After a conversation with the owners, we settled on the septum piercing. We had always been fascinated with the septum piercing, which rests below the middle of the nose and above the cupid’s bow. However, anytime either one of us vocalized this — especially around cisgender male company — we were discouraged from getting one. Men bombarded us with presumptuous and misogynistic comments such as “You’re too pretty,” or “Don’t ruin your face,” or “You’ll regret it” which made us hesitant. My friends and I often hear men critiquing women who have any face or body jewelry. I internalized this disapproval, allowing these men’s comments to morph my perception of my own aesthetic preferences in society; this barrage of gendered assumptions deterred me from piercing myself. Deconstructing these comments reveals the social conditioning that shapes the gendered perceptions we have about this type of body art.

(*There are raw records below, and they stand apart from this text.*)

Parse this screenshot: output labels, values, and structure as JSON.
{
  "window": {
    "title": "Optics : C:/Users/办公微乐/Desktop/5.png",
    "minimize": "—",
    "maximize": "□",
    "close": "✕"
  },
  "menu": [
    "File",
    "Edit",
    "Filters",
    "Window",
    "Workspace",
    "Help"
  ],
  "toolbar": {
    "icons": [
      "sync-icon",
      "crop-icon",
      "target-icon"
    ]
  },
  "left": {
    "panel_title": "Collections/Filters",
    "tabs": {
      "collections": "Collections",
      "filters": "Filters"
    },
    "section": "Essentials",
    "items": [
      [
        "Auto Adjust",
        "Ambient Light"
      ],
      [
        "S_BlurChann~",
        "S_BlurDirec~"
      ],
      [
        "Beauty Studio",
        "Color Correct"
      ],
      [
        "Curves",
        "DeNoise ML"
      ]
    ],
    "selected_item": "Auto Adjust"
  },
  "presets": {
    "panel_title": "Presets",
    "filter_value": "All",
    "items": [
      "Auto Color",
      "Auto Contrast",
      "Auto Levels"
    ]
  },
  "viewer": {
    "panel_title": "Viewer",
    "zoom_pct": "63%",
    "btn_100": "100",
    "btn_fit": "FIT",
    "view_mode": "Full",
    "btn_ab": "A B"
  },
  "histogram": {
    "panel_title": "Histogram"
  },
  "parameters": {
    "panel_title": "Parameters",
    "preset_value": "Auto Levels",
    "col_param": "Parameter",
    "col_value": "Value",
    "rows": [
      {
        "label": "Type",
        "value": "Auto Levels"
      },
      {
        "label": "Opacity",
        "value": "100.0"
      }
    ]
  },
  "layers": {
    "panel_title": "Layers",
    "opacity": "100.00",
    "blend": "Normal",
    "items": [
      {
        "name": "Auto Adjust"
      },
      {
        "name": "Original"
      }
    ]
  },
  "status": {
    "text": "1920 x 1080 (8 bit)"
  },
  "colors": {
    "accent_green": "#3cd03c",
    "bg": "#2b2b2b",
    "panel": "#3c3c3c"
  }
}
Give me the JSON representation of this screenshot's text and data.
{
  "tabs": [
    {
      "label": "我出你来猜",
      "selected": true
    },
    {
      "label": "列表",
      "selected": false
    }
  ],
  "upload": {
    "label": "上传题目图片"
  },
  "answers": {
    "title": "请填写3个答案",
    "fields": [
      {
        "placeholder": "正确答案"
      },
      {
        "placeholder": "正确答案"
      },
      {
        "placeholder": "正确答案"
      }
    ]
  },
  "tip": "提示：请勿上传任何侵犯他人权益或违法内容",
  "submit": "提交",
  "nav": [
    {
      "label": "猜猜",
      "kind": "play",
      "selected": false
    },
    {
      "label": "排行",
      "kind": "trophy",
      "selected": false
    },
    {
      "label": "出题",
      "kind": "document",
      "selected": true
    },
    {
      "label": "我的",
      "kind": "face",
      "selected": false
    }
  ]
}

Piercings have a historical connotation of deviance, as they break unspoken social norms and standards in the puritanical U.S. The politics behind piercings encompass gendered rules that cohere with the gender binary. At the core of these comments regarding women’s appearance is society’s need to police individuals for violating social expectations by deviating from traditional beauty standards. Corrupting the delicate female face with a metal ring disrupts this image of the conventional woman that is marketed to us through the media and advertisements.

Piercings haven’t always been stigmatized across all spheres of time and place. Delving back 5,300 years into antiquity, piercings were common means of self expression, wealth, and power. Men as prominent as King Tut and Julius Caesar wore earrings to signify their social status. The gendered connotations of piercings have evolved, as piercings are no longer associated with such positions of high power. Rather, they are seen as symbols that set marginalized groups, such as bikers, apart from normative society.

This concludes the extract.